When challenged to get inventive during continuous learning, is it any surprise that an OES art teacher found multiple creative ways to keep students engaged while at home?
Middle and Upper School Visual, Performing & Musical Arts Teacher Jem Pritchard said his student are hitting their stride, as he's guided them through the creative process at home, helping them to produce stunning works of art.
“At its best, art, or the act of creating, provides a precious avenue of self-expression to process ideas and feelings that are sometimes difficult to process through language,” Pritchard said. “This is particularly true for middle school students who are just beginning to wake up to the complexity and sometimes overwhelming nature of our modern society.”
Sixth-graders recently explored the rich world of mask-making by building with cardboard and "found" objects. Seventh-graders have been honing their artistic skills with an observational painting project, practicing traditional techniques by creating simple still life artwork.
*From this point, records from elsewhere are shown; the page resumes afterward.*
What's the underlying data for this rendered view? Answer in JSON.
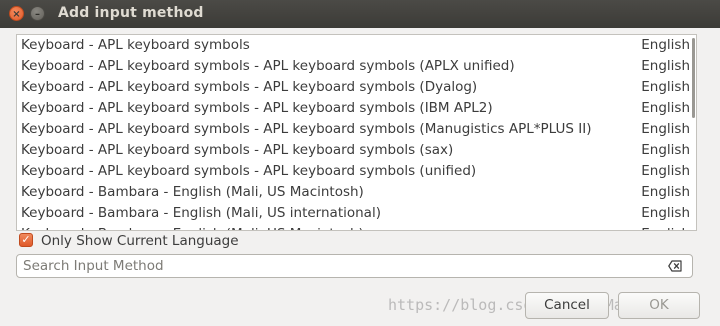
{
  "window": {
    "title": "Add input method",
    "close_glyph": "×",
    "minimize_glyph": "–"
  },
  "list": {
    "items": [
      {
        "name": "Keyboard - APL keyboard symbols",
        "language": "English"
      },
      {
        "name": "Keyboard - APL keyboard symbols - APL keyboard symbols (APLX unified)",
        "language": "English"
      },
      {
        "name": "Keyboard - APL keyboard symbols - APL keyboard symbols (Dyalog)",
        "language": "English"
      },
      {
        "name": "Keyboard - APL keyboard symbols - APL keyboard symbols (IBM APL2)",
        "language": "English"
      },
      {
        "name": "Keyboard - APL keyboard symbols - APL keyboard symbols (Manugistics APL*PLUS II)",
        "language": "English"
      },
      {
        "name": "Keyboard - APL keyboard symbols - APL keyboard symbols (sax)",
        "language": "English"
      },
      {
        "name": "Keyboard - APL keyboard symbols - APL keyboard symbols (unified)",
        "language": "English"
      },
      {
        "name": "Keyboard - Bambara - English (Mali, US Macintosh)",
        "language": "English"
      },
      {
        "name": "Keyboard - Bambara - English (Mali, US international)",
        "language": "English"
      },
      {
        "name": "Keyboard - Bambara - English (Mali, US Macintosh)",
        "language": "English"
      }
    ]
  },
  "filter": {
    "checked": true,
    "check_glyph": "✓",
    "label": "Only Show Current Language"
  },
  "search": {
    "placeholder": "Search Input Method",
    "value": "",
    "clear_icon": "backspace-icon"
  },
  "buttons": {
    "cancel_label": "Cancel",
    "ok_label": "OK"
  },
  "watermark": {
    "text": "https://blog.csdn.net/FIMarkigal"
  },
  "colors": {
    "accent": "#e05a2a",
    "titlebar": "#3c3b37",
    "background": "#f2f1f0"
  }
}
“I have made an effort to get students off of their computers by making art with their hands as much as possible,” Pritchard said. “This has come at the expense of face-to-face interaction time, but we have found ways to stay connected by working online together in small groups and hanging out during our Monday art lunch.”
Eighth-graders recently finished a protest art unit where they explored the rich history of art that is designed to provoke a change. Pritchard asked them to think about sending a message of change out into the world and asked them to make a piece of art that represents that change.
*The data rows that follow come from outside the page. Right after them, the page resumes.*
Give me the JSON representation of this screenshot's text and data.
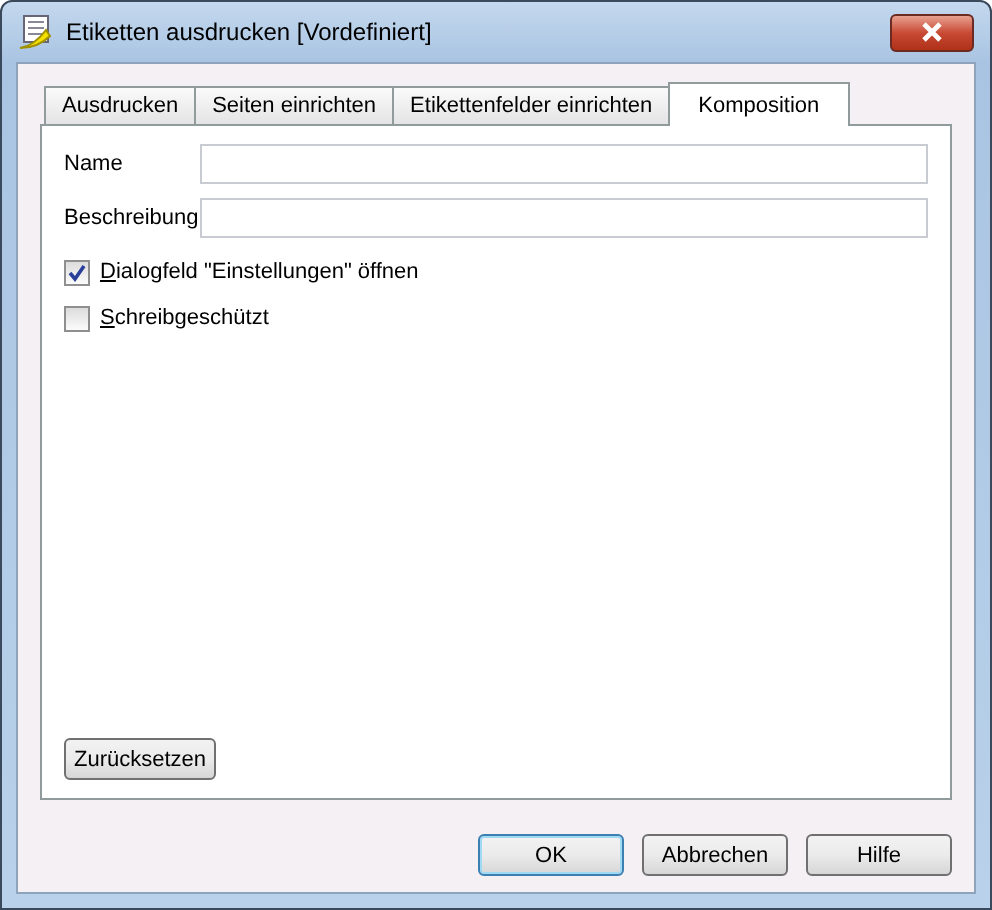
{
  "window": {
    "title": "Etiketten ausdrucken [Vordefiniert]"
  },
  "tabs": [
    {
      "label": "Ausdrucken",
      "selected": false
    },
    {
      "label": "Seiten einrichten",
      "selected": false
    },
    {
      "label": "Etikettenfelder einrichten",
      "selected": false
    },
    {
      "label": "Komposition",
      "selected": true
    }
  ],
  "fields": [
    {
      "label": "Name"
    },
    {
      "label": "Beschreibung"
    }
  ],
  "checkboxes": [
    {
      "label": "Dialogfeld \"Einstellungen\" öffnen",
      "checked": true
    },
    {
      "label": "Schreibgeschützt",
      "checked": false
    }
  ],
  "reset_button": "Zurücksetzen",
  "buttons": [
    {
      "label": "OK",
      "default": true
    },
    {
      "label": "Abbrechen",
      "default": false
    },
    {
      "label": "Hilfe",
      "default": false
    }
  ]
}
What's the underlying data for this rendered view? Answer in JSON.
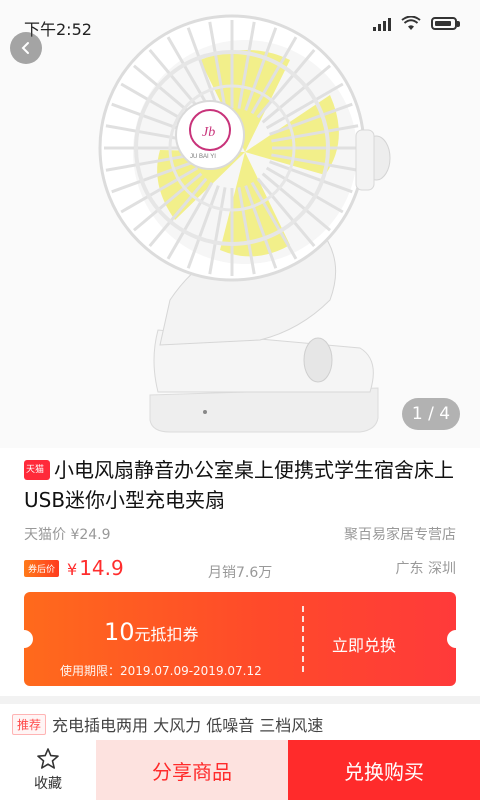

“Eighth-graders have a much more open and student-driven curriculum,” Pritchard said. “I encourage them to explore and emphasize their unique creative process, emphasizing the journey more than the destination.”
A major highlight for Pritchard has been seeing the amazing art that students are creating with the longer blocks and self-paced time.
“While distance learning has its challenges for many students, it’s been inspiring to watch how many students have taken advantage of the abundant homebound days to explore creative impulses in a way that I don’t usually see in the classroom,” Pritchard said. “For many students, the self-paced structure really creates an opportunity to dive deep into the creative process and to discover things that might have been overlooked in the typical bustling school day.”
All Middle School students are curating their work in an online studio journal, not only showcasing their finished pieces but also their artistic journeys with in-process photos and commentary.
“Art can be an empowering antidote to the understandable feeling of helplessness that can easily accompany a crisis, especially when you are being asked to stay at home indefinitely,” Pritchard said. “But this extended home time can also lend itself to creative discoveries because it's much easier to immerse yourself in creative work.”